It is no small task to transition to a new, complex model over a
relatively short period of time. WVPA’s ability to perform risk and
uncertainty analysis should be improved as the PLEXOS model is used
more effectively in the future. Nevertheless, an improved model
cannot offset a failure to develop multiple true scenarios in the
IRP process. WVPA acknowledges they relied on what can more
properly be called sensitivities. WVPA appears to have conducted a
reasonable stochastic analysis, but WVPA’s risk and uncertainty
analysis would have been improved if the stochastic analysis had
been applied to results derived from optimizing well-developed
scenarios. The Director understands WVPA’s use of a meta-analysis
of other utilities’ DSM market potential studies as a
cost-effective way to improve the information relied on by WVPA.
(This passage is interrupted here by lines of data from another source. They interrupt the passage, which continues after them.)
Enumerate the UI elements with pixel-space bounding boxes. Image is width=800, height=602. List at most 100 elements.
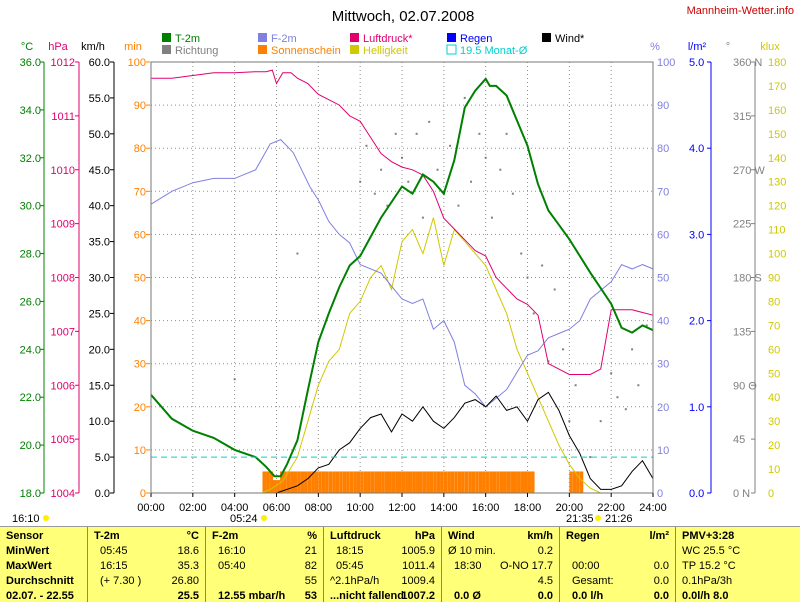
temp-tick-label: 18.0 [20, 488, 41, 500]
direction-point [616, 396, 619, 399]
pressure-tick-label: 1006 [51, 380, 75, 392]
direction-point [631, 348, 634, 351]
stats-wind-unit: km/h [527, 530, 553, 542]
sunshine-bar [286, 471, 291, 493]
x-tick-label: 24:00 [639, 502, 667, 514]
legend-swatch [162, 45, 171, 54]
sunshine-bar [464, 471, 469, 493]
wind-tick-label: 60.0 [89, 57, 110, 69]
legend-label: F-2m [271, 33, 297, 45]
sunshine-bar [412, 471, 416, 493]
brightness-tick-label: 170 [768, 81, 786, 93]
series-line-f2m [150, 139, 654, 408]
legend-label: Wind* [555, 33, 585, 45]
direction-point [511, 192, 514, 195]
legend-swatch [162, 33, 171, 42]
sunshine-bar [436, 471, 441, 493]
rain-tick-label: 4.0 [689, 143, 704, 155]
humidity-tick-label: 80 [657, 143, 669, 155]
direction-point [520, 252, 523, 255]
direction-point [499, 168, 502, 171]
humidity-tick-label: 100 [657, 57, 675, 69]
stats-value: 1005.9 [401, 545, 435, 557]
pressure-tick-label: 1004 [51, 488, 75, 500]
sunshine-bar [531, 471, 535, 493]
stats-temp-unit: °C [186, 530, 199, 542]
direction-point [415, 132, 418, 135]
sunshine-bar [370, 471, 375, 493]
legend-label: Richtung [175, 45, 218, 57]
x-tick-label: 22:00 [597, 502, 625, 514]
temp-tick-label: 24.0 [20, 344, 41, 356]
sunshine-bar [325, 471, 329, 493]
sunshine-bar [349, 471, 354, 493]
pressure-tick-label: 1005 [51, 434, 75, 446]
sunshine-bar [471, 471, 476, 493]
wind-tick-label: 10.0 [89, 416, 110, 428]
sunshine-bar [527, 471, 531, 493]
sunshine-bar [290, 471, 295, 493]
sunshine-bar [419, 471, 423, 493]
direction-point [449, 144, 452, 147]
sunshine-tick-label: 60 [134, 229, 146, 241]
stats-value: 21 [304, 545, 317, 557]
direction-tick-label: 180 S [733, 273, 762, 285]
stats-row-label: MinWert [6, 545, 50, 557]
direction-point [599, 420, 602, 423]
chart-title: Mittwoch, 02.07.2008 [332, 8, 475, 25]
stats-time: 16:10 [218, 545, 246, 557]
direction-point [490, 216, 493, 219]
sunshine-bar [520, 471, 525, 493]
sunshine-bar [342, 471, 347, 493]
temp-tick-label: 28.0 [20, 249, 41, 261]
sunshine-bar [266, 471, 270, 493]
sunshine-tick-label: 80 [134, 143, 146, 155]
sunshine-bar [576, 471, 580, 493]
wind-tick-label: 15.0 [89, 380, 110, 392]
sunshine-bar [429, 471, 434, 493]
direction-point [562, 348, 565, 351]
stats-time: 00:00 [572, 560, 600, 572]
now-time: 16:10 [12, 513, 40, 525]
stats-value: 82 [304, 560, 317, 572]
series-line-wind [151, 391, 654, 494]
stats-sensor-col: Sensor MinWert MaxWert Durchschnitt 02.0… [0, 527, 88, 602]
sunshine-bar [353, 471, 357, 493]
sunshine-bar [478, 471, 483, 493]
wind-tick-label: 20.0 [89, 344, 110, 356]
stats-value: 17.7 [531, 560, 553, 572]
x-tick-label: 18:00 [514, 502, 542, 514]
humidity-tick-label: 10 [657, 445, 669, 457]
sunshine-bar [398, 471, 402, 493]
stats-pmv-row: TP 15.2 °C [682, 560, 736, 572]
legend-label: T-2m [175, 33, 200, 45]
stats-pressure-unit: hPa [414, 530, 435, 542]
wind-tick-label: 40.0 [89, 201, 110, 213]
wind-tick-label: 45.0 [89, 165, 110, 177]
brightness-tick-label: 120 [768, 201, 786, 213]
brightness-tick-label: 140 [768, 153, 786, 165]
sunset-time: 21:35 [566, 513, 594, 525]
pressure-tick-label: 1011 [51, 111, 75, 123]
sunshine-tick-label: 30 [134, 359, 146, 371]
stats-pmv-header: PMV+3:28 [682, 530, 735, 542]
sunshine-bar [318, 471, 322, 493]
sunshine-bar [314, 471, 319, 493]
sunshine-bar [492, 471, 497, 493]
wind-tick-label: 5.0 [95, 452, 110, 464]
sunshine-bar [391, 471, 396, 493]
legend-swatch [446, 44, 457, 55]
sunshine-bar [387, 471, 392, 493]
series-line-luftdruck [151, 69, 654, 375]
sunshine-bar [374, 471, 378, 493]
stats-pressure-col: Luftdruck hPa 18:15 1005.9 05:45 1011.4 ^2.… [324, 527, 442, 602]
brightness-tick-label: 70 [768, 320, 780, 332]
sunshine-bar [579, 471, 584, 493]
x-tick-label: 14:00 [430, 502, 458, 514]
brightness-tick-label: 110 [768, 225, 786, 237]
brightness-tick-label: 20 [768, 440, 780, 452]
stats-panel: Sensor MinWert MaxWert Durchschnitt 02.0… [0, 526, 800, 602]
rain-tick-label: 2.0 [689, 316, 704, 328]
direction-tick-label: 360 N [733, 57, 762, 69]
stats-time: ^2.1hPa/h [330, 575, 380, 587]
However, all these market potential studies were for non-Indiana
utilities. The Director believes greater reliance on
Indiana-specific data would be a better choice. This could be done
as a meta-analysis of market potential studies performed for other
Indiana utilities. Like the other Indiana electric utilities that
submitted 2015 IRPs, WVPA made significant changes to make the
treatment of EE more comparable to other resource options. As was
the case with the other Indiana utilities, WVPA created DSM bundles
that could be included in the model resource optimization process.